Descriptive Test Names
Test names serve as living documentation. When a test fails, its name is the first thing a developer reads.
architectureenforced by 1 rule
Context
Test names serve as living documentation. When a test fails, its name is the first thing a developer reads. Generic names like "test 1" or "it works" provide no context about what broke or why. Descriptive names make test suites readable and failures actionable.
Decision
Test descriptions must describe the expected behavior, not just label the test. They should read as sentences that explain what the code does under specific conditions. This is a warning-level rule to encourage improvement without blocking CI.

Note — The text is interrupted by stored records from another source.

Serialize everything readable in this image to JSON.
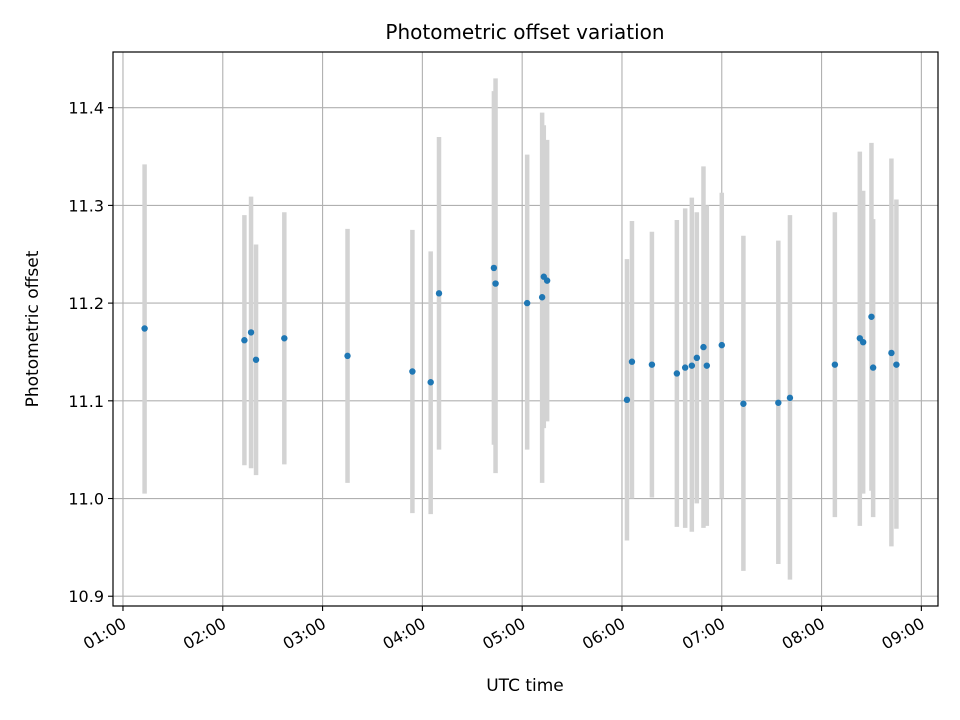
{
  "chart_data": {
    "type": "scatter",
    "title": "Photometric offset variation",
    "xlabel": "UTC time",
    "ylabel": "Photometric offset",
    "xlim": [
      "00:54",
      "09:10"
    ],
    "ylim": [
      10.89,
      11.457
    ],
    "x_ticks": [
      "01:00",
      "02:00",
      "03:00",
      "04:00",
      "05:00",
      "06:00",
      "07:00",
      "08:00",
      "09:00"
    ],
    "y_ticks": [
      "10.9",
      "11.0",
      "11.1",
      "11.2",
      "11.3",
      "11.4"
    ],
    "grid": true,
    "marker_color": "#1f77b4",
    "errorbar_color": "#d3d3d3",
    "points": [
      {
        "t": "01:13",
        "y": 11.174,
        "lo": 11.005,
        "hi": 11.342
      },
      {
        "t": "02:13",
        "y": 11.162,
        "lo": 11.034,
        "hi": 11.29
      },
      {
        "t": "02:17",
        "y": 11.17,
        "lo": 11.031,
        "hi": 11.309
      },
      {
        "t": "02:20",
        "y": 11.142,
        "lo": 11.024,
        "hi": 11.26
      },
      {
        "t": "02:37",
        "y": 11.164,
        "lo": 11.035,
        "hi": 11.293
      },
      {
        "t": "03:15",
        "y": 11.146,
        "lo": 11.016,
        "hi": 11.276
      },
      {
        "t": "03:54",
        "y": 11.13,
        "lo": 10.985,
        "hi": 11.275
      },
      {
        "t": "04:05",
        "y": 11.119,
        "lo": 10.984,
        "hi": 11.253
      },
      {
        "t": "04:10",
        "y": 11.21,
        "lo": 11.05,
        "hi": 11.37
      },
      {
        "t": "04:43",
        "y": 11.236,
        "lo": 11.055,
        "hi": 11.417
      },
      {
        "t": "04:44",
        "y": 11.22,
        "lo": 11.026,
        "hi": 11.43
      },
      {
        "t": "05:03",
        "y": 11.2,
        "lo": 11.05,
        "hi": 11.352
      },
      {
        "t": "05:12",
        "y": 11.206,
        "lo": 11.016,
        "hi": 11.395
      },
      {
        "t": "05:13",
        "y": 11.227,
        "lo": 11.072,
        "hi": 11.382
      },
      {
        "t": "05:15",
        "y": 11.223,
        "lo": 11.079,
        "hi": 11.367
      },
      {
        "t": "06:03",
        "y": 11.101,
        "lo": 10.957,
        "hi": 11.245
      },
      {
        "t": "06:06",
        "y": 11.14,
        "lo": 11.0,
        "hi": 11.284
      },
      {
        "t": "06:18",
        "y": 11.137,
        "lo": 11.001,
        "hi": 11.273
      },
      {
        "t": "06:33",
        "y": 11.128,
        "lo": 10.971,
        "hi": 11.285
      },
      {
        "t": "06:38",
        "y": 11.134,
        "lo": 10.97,
        "hi": 11.297
      },
      {
        "t": "06:42",
        "y": 11.136,
        "lo": 10.966,
        "hi": 11.308
      },
      {
        "t": "06:45",
        "y": 11.144,
        "lo": 10.995,
        "hi": 11.293
      },
      {
        "t": "06:49",
        "y": 11.155,
        "lo": 10.97,
        "hi": 11.34
      },
      {
        "t": "06:51",
        "y": 11.136,
        "lo": 10.972,
        "hi": 11.3
      },
      {
        "t": "07:00",
        "y": 11.157,
        "lo": 11.0,
        "hi": 11.313
      },
      {
        "t": "07:13",
        "y": 11.097,
        "lo": 10.926,
        "hi": 11.269
      },
      {
        "t": "07:34",
        "y": 11.098,
        "lo": 10.933,
        "hi": 11.264
      },
      {
        "t": "07:41",
        "y": 11.103,
        "lo": 10.917,
        "hi": 11.29
      },
      {
        "t": "08:08",
        "y": 11.137,
        "lo": 10.981,
        "hi": 11.293
      },
      {
        "t": "08:23",
        "y": 11.164,
        "lo": 10.972,
        "hi": 11.355
      },
      {
        "t": "08:25",
        "y": 11.16,
        "lo": 11.005,
        "hi": 11.315
      },
      {
        "t": "08:30",
        "y": 11.186,
        "lo": 11.008,
        "hi": 11.364
      },
      {
        "t": "08:31",
        "y": 11.134,
        "lo": 10.981,
        "hi": 11.286
      },
      {
        "t": "08:42",
        "y": 11.149,
        "lo": 10.951,
        "hi": 11.348
      },
      {
        "t": "08:45",
        "y": 11.137,
        "lo": 10.969,
        "hi": 11.306
      }
    ]
  }
}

- Use the pattern: "should [verb] when [condition]" or "[verb]s [noun] when [condition]".
- Avoid single-word or numbered test names.
describeblocks should name the unit under test.
Do's and Don'ts
Do
- Write:
"should return null when the user is not found". - Write:
"parses ISO dates correctly". - Write:
"throws an error for negative amounts". - Use
describeto group:describe("UserService").
Don't
- Write:
"test 1","test 2","test 3". - Write:
"it works"or"should work". - Write:
"test"with no description. - Use abbreviations that only the author understands.
Consequences
Positive
- Failed tests immediately communicate what broke.
- Test suites serve as readable documentation of behavior.
- Code reviewers can assess test coverage from names alone.
Negative
- Writing good test names takes a few extra seconds.
- May require renaming existing tests during adoption.